No sé si estas palabras que aparecen en la portada del libro son las que me engancharon para elegir esta lectura, ya no lo recuerdo. Yo no sabía nada del poeta Steve Abbott y no había oído hablar de este libro. El título solo lo entendería al haberlo acabado y la portada, sin saber nada, es rara de narices, para qué engañaros. Sin embargo, llamadlo intuición, llamadlo azar, el haber leído este libro ha sido una de las mejores decisiones literarias que he tomado en los últimos meses. Me ha gustado tanto que me ha dado una pena terrible tener que despedirme de ese universo que Alysia ha creado y recreado en las casi cuatrocientas páginas de esta novela. ¿No os apetece a veces quedaros por más tiempo en el mundo que los escritores crean para el lector? Es esa sensación de “a ver qué hago yo ahora si no puedo seguir atrapada en esta historia”. Una sensación de vacío, sin duda.

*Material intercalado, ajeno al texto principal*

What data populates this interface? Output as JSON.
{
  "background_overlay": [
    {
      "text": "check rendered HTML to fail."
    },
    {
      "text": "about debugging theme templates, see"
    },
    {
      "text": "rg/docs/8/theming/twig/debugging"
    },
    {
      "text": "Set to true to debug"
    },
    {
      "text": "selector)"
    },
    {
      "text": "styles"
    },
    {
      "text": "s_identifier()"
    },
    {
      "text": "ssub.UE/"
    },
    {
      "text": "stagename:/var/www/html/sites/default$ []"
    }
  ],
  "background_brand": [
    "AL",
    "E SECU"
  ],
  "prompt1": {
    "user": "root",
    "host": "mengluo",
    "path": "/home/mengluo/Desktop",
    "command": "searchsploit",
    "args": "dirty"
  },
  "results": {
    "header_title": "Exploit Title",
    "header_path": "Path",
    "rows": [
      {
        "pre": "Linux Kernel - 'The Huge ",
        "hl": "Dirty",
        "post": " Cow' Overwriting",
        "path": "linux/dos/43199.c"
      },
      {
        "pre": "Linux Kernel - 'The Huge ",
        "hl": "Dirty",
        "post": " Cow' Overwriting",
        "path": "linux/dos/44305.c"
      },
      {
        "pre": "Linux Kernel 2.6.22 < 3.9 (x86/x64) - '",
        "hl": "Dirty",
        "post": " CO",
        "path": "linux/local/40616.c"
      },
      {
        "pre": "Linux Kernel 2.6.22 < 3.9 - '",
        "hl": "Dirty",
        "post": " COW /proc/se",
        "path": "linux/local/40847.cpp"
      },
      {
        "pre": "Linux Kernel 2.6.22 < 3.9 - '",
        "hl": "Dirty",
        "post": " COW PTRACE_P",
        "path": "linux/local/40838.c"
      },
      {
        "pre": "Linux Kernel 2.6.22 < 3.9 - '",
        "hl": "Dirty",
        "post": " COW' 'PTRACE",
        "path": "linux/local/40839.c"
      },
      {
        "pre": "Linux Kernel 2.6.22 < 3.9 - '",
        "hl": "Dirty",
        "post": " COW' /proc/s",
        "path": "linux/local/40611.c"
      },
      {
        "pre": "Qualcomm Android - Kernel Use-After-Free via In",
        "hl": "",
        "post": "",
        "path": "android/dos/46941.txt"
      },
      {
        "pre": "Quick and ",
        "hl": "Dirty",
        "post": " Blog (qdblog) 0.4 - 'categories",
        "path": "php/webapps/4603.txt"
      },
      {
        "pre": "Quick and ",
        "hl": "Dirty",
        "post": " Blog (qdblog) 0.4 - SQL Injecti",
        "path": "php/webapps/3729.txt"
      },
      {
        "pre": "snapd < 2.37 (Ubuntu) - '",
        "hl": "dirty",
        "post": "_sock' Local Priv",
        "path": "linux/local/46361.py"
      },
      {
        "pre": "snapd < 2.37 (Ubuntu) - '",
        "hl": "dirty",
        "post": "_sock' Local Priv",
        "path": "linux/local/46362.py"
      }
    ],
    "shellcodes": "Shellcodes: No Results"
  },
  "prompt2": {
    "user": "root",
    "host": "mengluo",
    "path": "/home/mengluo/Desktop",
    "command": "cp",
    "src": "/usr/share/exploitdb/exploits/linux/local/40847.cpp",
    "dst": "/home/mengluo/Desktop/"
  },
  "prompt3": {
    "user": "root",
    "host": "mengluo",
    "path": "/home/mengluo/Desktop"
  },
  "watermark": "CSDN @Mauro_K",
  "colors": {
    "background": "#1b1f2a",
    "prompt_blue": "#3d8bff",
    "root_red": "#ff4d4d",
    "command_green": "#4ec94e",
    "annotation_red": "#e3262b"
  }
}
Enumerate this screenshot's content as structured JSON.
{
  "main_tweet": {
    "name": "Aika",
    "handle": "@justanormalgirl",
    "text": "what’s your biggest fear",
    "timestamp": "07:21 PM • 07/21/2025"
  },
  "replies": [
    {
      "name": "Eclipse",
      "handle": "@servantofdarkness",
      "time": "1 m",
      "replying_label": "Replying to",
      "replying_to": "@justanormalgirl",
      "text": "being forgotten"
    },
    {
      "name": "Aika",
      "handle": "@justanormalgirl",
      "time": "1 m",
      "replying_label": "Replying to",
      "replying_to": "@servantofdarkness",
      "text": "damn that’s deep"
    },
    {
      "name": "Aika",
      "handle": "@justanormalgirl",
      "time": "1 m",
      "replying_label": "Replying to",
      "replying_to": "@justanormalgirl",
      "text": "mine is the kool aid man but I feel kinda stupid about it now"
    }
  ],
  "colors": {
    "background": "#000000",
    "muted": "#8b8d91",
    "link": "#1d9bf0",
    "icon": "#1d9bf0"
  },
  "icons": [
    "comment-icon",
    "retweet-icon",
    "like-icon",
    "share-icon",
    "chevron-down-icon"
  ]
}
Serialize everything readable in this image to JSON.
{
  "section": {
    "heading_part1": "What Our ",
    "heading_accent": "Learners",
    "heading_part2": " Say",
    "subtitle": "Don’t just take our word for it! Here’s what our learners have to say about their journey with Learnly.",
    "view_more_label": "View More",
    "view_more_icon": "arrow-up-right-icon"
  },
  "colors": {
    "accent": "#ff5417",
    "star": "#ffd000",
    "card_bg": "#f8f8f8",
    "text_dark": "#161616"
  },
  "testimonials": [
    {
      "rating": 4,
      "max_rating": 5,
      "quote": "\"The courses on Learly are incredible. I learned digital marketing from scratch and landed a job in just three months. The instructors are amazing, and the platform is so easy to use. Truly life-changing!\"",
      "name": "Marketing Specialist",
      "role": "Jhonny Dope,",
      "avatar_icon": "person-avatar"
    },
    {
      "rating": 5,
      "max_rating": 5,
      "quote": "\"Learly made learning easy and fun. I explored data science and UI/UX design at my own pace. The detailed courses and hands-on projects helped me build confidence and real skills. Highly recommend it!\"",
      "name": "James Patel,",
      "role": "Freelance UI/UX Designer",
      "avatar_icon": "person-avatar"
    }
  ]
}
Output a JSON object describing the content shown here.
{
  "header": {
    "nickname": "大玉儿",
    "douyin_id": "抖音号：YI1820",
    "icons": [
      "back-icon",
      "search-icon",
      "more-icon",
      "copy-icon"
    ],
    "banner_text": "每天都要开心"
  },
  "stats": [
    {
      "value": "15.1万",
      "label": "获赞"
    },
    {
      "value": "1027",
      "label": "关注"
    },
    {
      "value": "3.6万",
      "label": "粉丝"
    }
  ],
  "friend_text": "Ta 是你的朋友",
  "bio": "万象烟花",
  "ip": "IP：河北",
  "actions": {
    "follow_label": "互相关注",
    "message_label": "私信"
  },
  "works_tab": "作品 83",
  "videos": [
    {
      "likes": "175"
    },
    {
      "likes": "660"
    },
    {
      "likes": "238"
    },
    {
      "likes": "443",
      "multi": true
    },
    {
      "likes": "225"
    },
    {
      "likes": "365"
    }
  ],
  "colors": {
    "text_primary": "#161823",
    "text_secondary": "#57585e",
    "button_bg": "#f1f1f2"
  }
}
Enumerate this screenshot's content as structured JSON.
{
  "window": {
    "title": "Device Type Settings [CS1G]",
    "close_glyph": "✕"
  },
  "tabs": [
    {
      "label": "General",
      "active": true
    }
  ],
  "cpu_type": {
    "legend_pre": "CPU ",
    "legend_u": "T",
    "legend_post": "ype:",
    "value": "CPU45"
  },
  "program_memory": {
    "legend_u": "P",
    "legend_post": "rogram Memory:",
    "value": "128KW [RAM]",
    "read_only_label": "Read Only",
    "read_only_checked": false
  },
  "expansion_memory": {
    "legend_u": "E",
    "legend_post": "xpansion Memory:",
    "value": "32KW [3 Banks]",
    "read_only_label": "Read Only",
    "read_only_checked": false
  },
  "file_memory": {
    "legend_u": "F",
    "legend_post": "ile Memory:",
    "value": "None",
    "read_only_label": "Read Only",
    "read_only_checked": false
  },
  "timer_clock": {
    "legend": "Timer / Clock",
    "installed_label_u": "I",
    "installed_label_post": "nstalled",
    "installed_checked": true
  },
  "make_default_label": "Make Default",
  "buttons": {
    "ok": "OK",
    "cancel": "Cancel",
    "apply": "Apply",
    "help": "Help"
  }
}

En fin, desamparada y al mismo tiempo esperanzada, the show must go on, así que voy a hablaros de Fairyland.
El protagonista de esta novela en torno a quien gira toda la historia es Steve Abbott. Steve fue un poeta norteamericano que, tras un accidente de tráfico en el que fallece su mujer, decide irse a vivir con su hija a San Francisco. Estamos hablando del año 1973, época en la que la ciudad de San Francisco es un centro cultural, hippie y de liberación sexual bastante importante en la escena norteamericana. Steve, abiertamente homosexual, encuentra en esta ciudad todo lo que necesitaba en aquel entonces para sentirse identificado con el resto de gais que comienzan a vivir sin cadenas. Aunque él, además, deba criar a una niña pequeña como padre viudo. Una tarea realmente difícil.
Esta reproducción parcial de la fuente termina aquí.